Resesyonu yaratan ise ortalığı donduran sert sermaye çıkışı ve döviz fiyatlarının hızla yükselişi oldu. Merkez Bankası verilerine göre resesyona girilen temmuz-eylül döneminde Türkiye’den 18,5 milyar dolar sermaye çıkışı oldu. Oysa yüksek büyüme yaşanan ilk yarıda toplamda 13,5 milyar dolar yabancı sermaye girişi olmuştu.
Şemsiyenin birden ters dönmesine yol açan yaz fırtınasında ABD ile yaşanan gerilimin de önemli bir etkisi oldu. Hızlı sermaye çıkışının yaşandığı üçüncü çeyrekte döviz pahalılaşınca ithalat neredeyse durdu ve cari denge 1,4 milyar dolar fazlaya dönüştü. Kaçan sermayeyi dengelemek için rezervlerden 9 milyar dolar, kaynağı belirsiz hesaplardan (net hata-noksan) ise 8 milyar dolar kullanılmış görünüyor.
Veriler yabancı sermayenin artık Türkiye’ye giriş yapmadığını, paranın dışarıda pahalandığını da söylüyor. Nitekim son çeyreğe ait ekim ayı döviz hareketleri, resesyondan depresyona girişin bir başka işaretini verdi. Ekimde sermaye çıkışı sürüyor ve tek bir ayda 1,5 milyar doları bulmuş görünüyor. Şemsiyenin ters döndüğü temmuz-ekim birlikte alındığında çıkış 20 milyar dolar. Bu, yabancı para girmedikçe büyümeyen Türkiye ekonomisinin, yabancı güveni sağlanıncaya kadar dibe doğru gideceğini ifade ediyor.
Son çeyreğe ilişkin resmi büyüme verisi 11 Mart 2019’da açıklanacak. Şimdiden yapılan tahminler en az yüzde 3 küçülme yaşandığı üstüne odaklanıyor. Bu da 2018 yıllık büyümesinin yüzde 2,5’i bile bulamaması demek. Uluslararası derecelendirme kuruluşlarından Moody’s daha kötümser: 2018 için yüzde 1,5 büyüme, 2019 için ise yüzde 2 küçülme öngörüyor.
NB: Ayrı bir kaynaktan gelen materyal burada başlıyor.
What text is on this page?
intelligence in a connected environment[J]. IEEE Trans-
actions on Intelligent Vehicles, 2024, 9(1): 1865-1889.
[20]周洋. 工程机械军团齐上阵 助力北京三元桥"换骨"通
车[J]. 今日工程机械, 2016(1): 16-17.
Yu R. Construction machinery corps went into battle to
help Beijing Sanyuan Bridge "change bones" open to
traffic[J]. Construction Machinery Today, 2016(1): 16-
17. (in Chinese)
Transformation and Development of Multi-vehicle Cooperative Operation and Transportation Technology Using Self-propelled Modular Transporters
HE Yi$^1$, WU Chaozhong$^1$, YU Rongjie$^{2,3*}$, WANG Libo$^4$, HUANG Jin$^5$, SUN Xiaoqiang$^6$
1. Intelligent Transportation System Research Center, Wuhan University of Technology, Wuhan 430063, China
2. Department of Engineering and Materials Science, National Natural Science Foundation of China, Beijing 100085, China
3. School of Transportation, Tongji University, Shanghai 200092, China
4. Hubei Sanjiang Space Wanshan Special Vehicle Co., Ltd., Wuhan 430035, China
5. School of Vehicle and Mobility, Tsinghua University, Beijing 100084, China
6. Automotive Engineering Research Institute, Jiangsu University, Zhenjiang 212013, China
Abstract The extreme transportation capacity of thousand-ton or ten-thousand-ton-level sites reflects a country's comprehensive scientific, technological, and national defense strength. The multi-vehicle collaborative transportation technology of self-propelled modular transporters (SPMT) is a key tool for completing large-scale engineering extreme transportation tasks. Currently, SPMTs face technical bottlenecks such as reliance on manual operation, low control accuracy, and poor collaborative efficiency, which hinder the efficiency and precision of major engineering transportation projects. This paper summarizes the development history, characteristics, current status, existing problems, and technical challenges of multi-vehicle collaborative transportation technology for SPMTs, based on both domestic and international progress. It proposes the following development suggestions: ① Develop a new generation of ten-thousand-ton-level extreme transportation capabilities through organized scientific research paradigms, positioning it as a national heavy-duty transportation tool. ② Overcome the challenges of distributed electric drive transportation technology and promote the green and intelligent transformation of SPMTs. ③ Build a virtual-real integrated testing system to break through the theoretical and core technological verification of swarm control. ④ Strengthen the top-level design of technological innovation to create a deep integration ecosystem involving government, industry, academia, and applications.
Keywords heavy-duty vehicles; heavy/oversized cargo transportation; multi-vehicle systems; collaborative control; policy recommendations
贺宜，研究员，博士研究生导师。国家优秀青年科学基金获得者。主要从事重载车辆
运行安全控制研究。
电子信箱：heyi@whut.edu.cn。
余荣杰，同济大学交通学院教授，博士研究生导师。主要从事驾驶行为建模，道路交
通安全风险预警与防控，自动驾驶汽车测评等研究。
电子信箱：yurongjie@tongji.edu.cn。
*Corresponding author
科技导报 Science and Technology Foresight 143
Yeniden büyüme anlamlı yabancı sermaye girişine bağlı. Yabancıların yeniden giriş yapması ise içerideki göstergelerin, başta da enflasyonun iyileşmesine ve risk üreten Türkiye’nin risk priminin 400’lerden en az 200’lere kadar gerilemesine bağlı. Bu ise daha çok zaman alacağa benzer.